Anne menjawab. Dia mengangkat perisai dan berlari ke depan dalam angin puyuh yang kuat di mana api perak dan gelap dengan cepat membuka jalan baginya. Dia melompat dan meraih kristal putih itu. Pada saat yang sama, Chaos juga menyadari kehadirannya dan langsung melepaskan beberapa tentakel bayangan padanya. Sebagai Prajurit Perisai, dia lebih ahli dalam bela diri daripada siapa pun. Dia berguling ke belakang dengan gesit untuk menghindari dua tentakel. Kemudian, dia mengacungkan perisai dan tentakel dengan cepat ditarik seolah-olah tersengat listrik. Jika itu adalah perisai biasa, mungkin Chaos tidak akan gentar. Tapi, apa yang bisa mereka lakukan pada Perlindungan Raja yang kebal terhadap Kekacauan?

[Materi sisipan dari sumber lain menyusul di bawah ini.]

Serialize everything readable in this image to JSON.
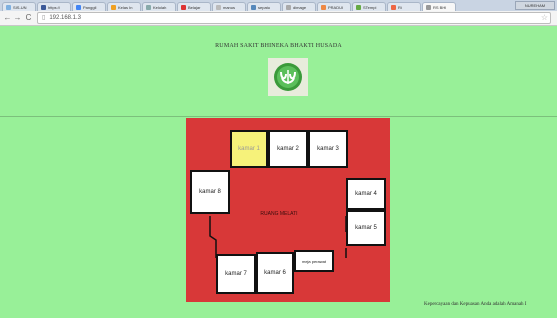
{
  "browser": {
    "tabs": [
      {
        "label": "SIS-UN",
        "color": "#7fb0e0"
      },
      {
        "label": "https://",
        "color": "#3b5998"
      },
      {
        "label": "Panggil",
        "color": "#4285f4"
      },
      {
        "label": "Kelas In",
        "color": "#f0a020"
      },
      {
        "label": "Kelolah",
        "color": "#8aa"
      },
      {
        "label": "Belajar",
        "color": "#d33"
      },
      {
        "label": "manus",
        "color": "#bbb"
      },
      {
        "label": "sepatu",
        "color": "#58b"
      },
      {
        "label": "dimage",
        "color": "#aaa"
      },
      {
        "label": "PRADUI",
        "color": "#e84"
      },
      {
        "label": "STempi",
        "color": "#6a4"
      },
      {
        "label": "Ri",
        "color": "#e64"
      },
      {
        "label": "RS BHI",
        "color": "#999"
      }
    ],
    "window_label": "NUREHAM",
    "back": "←",
    "forward": "→",
    "reload": "C",
    "url": "192.168.1.3",
    "star": "☆"
  },
  "header": {
    "title": "RUMAH SAKIT BHINEKA BHAKTI HUSADA"
  },
  "floorplan": {
    "colors": {
      "background": "#d83838",
      "active_room": "#f6f27a"
    },
    "center_label": "RUANG MELATI",
    "rooms": [
      {
        "label": "kamar 1",
        "active": true
      },
      {
        "label": "kamar 2",
        "active": false
      },
      {
        "label": "kamar 3",
        "active": false
      },
      {
        "label": "kamar 8",
        "active": false
      },
      {
        "label": "kamar 4",
        "active": false
      },
      {
        "label": "kamar 5",
        "active": false
      },
      {
        "label": "meja perawat",
        "active": false
      },
      {
        "label": "kamar 7",
        "active": false
      },
      {
        "label": "kamar 6",
        "active": false
      }
    ]
  },
  "footer": {
    "text": "Kepercayaan dan Kepuasan Anda adalah Amanah I"
  }
}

Anne mengambil kesempatan ini dan keluar dari sana. Kemudian, api perak dan api gelap bergabung untuk menghentikan musuh mengejar.
“Fiuh…”
Rhode menghela nafas lega. Kemudian, dia bersandar pada pilar di sampingnya sambil menunggu akhir. Salju melayang di sekelilingnya dengan alis rajutan saat dia menyaksikan panas terik karena Elf elemen air tidak menyukai api sama sekali. Di sisi lain, Celia dan Celestina terdiam saat mereka memandang Rhode dengan heran.
“Bagaimana dia melakukannya?”
Celestina mengerutkan alisnya dan berbisik kepada Celia.
“Makhluk-Makhluk Kekacauan ini tidak mudah untuk dihadapi, tapi aku tidak menyangka Guru akan melenyapkan mereka begitu saja. Betulkah. Saya belum cukup bersenang-senang. Makhluk Chaos ini seharusnya tidak selemah ini, kan?”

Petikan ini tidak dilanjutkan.